As Marovic stated, considering that so far all elections have been held with shortcomings in legislation and with a problematic voter list, these are problems that the new government will have to respond to for the next elections to be held in a democratic atmosphere with fair conditions.
"Putting identity issues in the background, maintaining the country's foreign policy course, and respecting everything written in the Constitution should be added to this palette. It should not be a challenge considering that these are the foundations of a democratic and pro-Western society. Still, suppose we return to the differences already mentioned between the parties - it will also be a challenge for the new government. Yet, at the same time, it is an obligation," Marovic said.
As she stated, the three coalitions' leaders agreed on the principles on which the new government should be based, and that is currently a reason for optimism.
"However, the coalition agreement should be more comprehensive and precise, while still basing itself on the agreed principles. Montenegro must fulfill the obligations arising from NATO membership and respect all international obligations and agreements it has signed," said Marovic.
She stressed that Montenegro must not back down from integration and efforts to become a full EU member.
"There are other, non-Western actors who are interested in Montenegro, and while in the economic sense we could talk about some shared interest, in the political sense, turning to these countries would not bring anything good," said Marovic.

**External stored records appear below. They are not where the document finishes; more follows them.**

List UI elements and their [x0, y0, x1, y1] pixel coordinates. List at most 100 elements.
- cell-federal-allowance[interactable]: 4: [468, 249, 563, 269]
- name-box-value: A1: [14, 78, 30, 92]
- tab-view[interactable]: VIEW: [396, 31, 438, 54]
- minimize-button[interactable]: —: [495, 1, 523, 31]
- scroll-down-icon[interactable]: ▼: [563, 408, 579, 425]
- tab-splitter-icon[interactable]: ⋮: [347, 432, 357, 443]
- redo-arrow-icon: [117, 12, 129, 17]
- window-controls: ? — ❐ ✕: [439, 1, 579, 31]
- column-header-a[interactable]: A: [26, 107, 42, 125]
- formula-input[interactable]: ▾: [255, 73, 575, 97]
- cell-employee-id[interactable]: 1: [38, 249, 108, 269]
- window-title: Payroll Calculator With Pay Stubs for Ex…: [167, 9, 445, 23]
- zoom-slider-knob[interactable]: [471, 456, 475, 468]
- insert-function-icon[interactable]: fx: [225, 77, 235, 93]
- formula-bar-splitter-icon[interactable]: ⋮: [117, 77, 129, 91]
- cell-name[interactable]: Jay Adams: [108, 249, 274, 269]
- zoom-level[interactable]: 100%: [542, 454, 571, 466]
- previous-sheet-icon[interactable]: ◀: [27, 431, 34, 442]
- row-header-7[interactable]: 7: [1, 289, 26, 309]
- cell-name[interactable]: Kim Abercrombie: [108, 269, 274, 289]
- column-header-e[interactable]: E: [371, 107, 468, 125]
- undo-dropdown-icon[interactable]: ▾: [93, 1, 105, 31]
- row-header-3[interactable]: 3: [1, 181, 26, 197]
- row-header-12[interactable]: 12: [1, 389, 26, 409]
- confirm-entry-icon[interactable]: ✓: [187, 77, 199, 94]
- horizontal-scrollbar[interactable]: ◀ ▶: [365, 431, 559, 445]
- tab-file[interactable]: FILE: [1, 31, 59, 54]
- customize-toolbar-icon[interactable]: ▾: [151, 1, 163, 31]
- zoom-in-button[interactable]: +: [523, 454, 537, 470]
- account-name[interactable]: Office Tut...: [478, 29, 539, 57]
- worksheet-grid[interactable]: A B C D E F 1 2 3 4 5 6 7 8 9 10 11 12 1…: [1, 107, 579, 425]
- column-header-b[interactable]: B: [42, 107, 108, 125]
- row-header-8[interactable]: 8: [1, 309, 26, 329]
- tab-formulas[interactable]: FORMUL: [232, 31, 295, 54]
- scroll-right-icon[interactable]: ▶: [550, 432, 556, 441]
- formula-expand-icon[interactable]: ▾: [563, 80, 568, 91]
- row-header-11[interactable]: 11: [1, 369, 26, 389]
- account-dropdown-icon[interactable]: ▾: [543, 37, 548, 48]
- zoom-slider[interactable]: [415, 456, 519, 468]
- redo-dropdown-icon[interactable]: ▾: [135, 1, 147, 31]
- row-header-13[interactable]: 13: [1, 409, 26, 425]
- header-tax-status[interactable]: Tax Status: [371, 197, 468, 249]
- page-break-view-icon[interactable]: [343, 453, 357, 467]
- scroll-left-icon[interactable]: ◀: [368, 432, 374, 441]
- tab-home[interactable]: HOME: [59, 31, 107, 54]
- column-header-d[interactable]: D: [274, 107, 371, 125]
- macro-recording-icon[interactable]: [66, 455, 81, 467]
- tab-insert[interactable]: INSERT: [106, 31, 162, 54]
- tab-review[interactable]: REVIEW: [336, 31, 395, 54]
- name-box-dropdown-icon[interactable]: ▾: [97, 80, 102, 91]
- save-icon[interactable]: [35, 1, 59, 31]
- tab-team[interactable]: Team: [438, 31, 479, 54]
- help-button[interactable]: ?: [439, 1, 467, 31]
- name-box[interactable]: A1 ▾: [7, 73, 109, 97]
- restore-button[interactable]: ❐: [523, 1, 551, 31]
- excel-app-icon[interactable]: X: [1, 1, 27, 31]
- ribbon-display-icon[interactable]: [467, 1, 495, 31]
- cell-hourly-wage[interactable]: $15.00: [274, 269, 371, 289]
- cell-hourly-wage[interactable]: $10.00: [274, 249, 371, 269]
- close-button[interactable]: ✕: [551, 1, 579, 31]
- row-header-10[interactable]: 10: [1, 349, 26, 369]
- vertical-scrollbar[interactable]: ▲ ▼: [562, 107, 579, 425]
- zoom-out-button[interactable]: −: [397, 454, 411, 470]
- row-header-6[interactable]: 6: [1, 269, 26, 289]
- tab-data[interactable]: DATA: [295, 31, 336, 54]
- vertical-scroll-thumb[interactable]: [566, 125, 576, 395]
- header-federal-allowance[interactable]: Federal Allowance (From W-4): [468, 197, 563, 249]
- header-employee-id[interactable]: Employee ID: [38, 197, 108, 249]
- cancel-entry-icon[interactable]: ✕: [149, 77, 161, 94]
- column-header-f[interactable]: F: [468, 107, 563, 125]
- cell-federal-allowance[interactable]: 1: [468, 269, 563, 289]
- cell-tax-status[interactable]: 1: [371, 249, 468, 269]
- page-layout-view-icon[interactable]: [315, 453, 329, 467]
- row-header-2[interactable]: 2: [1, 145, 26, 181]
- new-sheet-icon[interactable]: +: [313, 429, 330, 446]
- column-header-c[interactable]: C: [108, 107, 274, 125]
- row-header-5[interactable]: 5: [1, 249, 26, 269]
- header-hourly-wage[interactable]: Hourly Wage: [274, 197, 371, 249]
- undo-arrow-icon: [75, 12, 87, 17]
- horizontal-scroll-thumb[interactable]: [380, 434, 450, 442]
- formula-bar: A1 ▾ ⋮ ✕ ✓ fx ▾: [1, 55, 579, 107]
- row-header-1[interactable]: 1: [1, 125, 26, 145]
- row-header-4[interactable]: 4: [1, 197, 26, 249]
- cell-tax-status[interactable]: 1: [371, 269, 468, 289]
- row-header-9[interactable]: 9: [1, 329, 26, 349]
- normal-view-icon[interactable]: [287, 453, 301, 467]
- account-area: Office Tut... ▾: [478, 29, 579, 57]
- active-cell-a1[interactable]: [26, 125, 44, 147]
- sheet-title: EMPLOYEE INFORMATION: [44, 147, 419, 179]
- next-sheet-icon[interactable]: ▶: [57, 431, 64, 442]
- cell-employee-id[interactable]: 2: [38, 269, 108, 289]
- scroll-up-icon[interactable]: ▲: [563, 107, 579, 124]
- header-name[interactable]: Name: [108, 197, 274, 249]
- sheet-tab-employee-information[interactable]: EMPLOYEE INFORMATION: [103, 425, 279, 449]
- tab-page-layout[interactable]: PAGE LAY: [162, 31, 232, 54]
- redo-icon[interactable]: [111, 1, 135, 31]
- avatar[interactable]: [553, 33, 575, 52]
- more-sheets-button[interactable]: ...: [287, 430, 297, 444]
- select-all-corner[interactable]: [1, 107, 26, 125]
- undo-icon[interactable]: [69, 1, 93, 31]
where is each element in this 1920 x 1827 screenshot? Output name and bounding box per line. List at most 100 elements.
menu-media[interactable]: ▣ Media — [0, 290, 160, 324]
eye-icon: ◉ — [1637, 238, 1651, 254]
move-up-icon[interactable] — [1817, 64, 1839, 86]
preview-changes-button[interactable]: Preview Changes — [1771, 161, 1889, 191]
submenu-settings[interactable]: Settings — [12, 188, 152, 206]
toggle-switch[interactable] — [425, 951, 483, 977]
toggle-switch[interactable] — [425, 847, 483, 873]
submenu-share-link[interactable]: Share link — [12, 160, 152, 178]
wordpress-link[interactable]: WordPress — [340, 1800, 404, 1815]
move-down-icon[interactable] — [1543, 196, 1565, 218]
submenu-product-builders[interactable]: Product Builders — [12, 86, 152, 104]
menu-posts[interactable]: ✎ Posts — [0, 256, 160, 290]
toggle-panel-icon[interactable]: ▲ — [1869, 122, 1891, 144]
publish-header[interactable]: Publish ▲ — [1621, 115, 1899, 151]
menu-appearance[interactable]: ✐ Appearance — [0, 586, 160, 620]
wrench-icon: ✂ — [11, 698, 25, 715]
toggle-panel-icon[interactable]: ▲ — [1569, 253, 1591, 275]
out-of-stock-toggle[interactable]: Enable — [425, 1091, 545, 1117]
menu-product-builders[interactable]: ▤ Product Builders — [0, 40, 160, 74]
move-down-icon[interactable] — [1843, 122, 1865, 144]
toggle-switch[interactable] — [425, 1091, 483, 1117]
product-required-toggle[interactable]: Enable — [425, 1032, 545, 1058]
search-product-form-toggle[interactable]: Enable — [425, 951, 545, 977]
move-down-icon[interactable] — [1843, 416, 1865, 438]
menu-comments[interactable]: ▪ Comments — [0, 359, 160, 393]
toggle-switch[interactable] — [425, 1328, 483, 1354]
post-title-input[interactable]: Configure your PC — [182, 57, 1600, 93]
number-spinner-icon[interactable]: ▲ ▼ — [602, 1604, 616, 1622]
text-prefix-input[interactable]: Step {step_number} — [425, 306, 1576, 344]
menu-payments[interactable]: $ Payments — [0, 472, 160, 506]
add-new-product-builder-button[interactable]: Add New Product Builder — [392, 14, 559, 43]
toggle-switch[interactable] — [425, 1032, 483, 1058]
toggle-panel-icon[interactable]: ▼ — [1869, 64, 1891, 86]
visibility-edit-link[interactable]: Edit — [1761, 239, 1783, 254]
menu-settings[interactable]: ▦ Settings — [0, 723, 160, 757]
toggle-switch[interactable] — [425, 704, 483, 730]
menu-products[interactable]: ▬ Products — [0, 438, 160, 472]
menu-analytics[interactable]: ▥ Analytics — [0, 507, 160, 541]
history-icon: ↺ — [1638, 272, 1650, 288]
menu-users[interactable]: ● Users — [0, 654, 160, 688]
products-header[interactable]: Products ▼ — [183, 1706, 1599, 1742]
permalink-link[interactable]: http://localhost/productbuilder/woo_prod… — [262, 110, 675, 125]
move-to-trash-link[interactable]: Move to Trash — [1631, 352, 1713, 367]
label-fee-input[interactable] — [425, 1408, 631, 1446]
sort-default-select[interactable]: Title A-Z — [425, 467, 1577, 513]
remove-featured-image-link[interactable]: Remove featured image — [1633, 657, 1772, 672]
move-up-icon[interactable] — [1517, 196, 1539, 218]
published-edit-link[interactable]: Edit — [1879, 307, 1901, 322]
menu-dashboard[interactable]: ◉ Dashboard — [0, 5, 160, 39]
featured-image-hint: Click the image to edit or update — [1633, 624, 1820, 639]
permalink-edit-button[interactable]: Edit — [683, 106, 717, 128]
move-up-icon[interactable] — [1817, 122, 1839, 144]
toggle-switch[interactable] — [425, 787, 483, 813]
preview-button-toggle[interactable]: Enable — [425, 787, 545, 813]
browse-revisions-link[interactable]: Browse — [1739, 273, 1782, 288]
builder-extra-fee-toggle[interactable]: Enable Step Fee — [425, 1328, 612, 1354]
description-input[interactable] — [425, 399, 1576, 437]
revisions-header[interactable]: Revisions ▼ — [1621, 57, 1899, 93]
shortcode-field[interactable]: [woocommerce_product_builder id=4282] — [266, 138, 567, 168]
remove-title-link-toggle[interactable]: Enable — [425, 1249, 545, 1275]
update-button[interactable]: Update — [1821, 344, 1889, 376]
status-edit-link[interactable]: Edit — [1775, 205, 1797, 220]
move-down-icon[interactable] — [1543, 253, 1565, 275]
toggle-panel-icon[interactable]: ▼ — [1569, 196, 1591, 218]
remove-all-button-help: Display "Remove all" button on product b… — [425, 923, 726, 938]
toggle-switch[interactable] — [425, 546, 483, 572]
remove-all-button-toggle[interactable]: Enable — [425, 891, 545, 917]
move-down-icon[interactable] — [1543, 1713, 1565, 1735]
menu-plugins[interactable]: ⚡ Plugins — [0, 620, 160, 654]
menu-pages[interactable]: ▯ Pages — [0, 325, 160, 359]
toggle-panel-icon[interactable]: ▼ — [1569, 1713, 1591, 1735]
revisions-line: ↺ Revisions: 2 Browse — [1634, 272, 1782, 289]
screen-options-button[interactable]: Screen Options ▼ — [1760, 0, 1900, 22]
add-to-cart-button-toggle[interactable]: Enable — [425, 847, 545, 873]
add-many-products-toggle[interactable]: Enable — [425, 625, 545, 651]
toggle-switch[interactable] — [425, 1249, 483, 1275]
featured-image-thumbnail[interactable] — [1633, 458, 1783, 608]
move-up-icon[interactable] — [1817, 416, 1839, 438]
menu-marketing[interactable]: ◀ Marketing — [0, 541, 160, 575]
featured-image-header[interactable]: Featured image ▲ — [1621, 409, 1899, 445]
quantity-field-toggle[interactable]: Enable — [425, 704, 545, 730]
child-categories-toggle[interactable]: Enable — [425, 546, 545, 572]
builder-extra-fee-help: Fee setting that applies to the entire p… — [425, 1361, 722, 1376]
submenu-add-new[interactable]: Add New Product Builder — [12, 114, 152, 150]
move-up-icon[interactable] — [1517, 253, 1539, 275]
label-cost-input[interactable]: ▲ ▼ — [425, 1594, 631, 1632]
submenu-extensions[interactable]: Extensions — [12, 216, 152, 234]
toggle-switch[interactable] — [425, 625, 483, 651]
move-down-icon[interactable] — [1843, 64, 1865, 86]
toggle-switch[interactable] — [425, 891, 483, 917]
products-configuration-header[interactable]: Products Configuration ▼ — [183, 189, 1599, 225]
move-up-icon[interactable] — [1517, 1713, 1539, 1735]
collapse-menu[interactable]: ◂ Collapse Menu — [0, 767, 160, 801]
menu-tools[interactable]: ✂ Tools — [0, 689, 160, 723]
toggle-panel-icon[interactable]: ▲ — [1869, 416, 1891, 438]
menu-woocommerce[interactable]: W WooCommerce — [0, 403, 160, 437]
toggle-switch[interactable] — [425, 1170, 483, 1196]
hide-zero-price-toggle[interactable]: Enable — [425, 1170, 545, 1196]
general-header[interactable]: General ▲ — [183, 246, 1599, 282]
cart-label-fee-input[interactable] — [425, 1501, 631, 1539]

Those countries, as she said, do not offer a framework for democratization, so their "mentoring" would mean moving away from the principles of liberal democracy, and Montenegro is already significantly behind EU countries in this area.
Marovic emphasized that democracy cannot be built without the change of government.
"And in that sense, it is positive that those who manage the processes will be different individuals. "The public now have proof that changes depend on them, and following that, they will know how to reward or punish the moves of the new government with their vote," concluded Marović.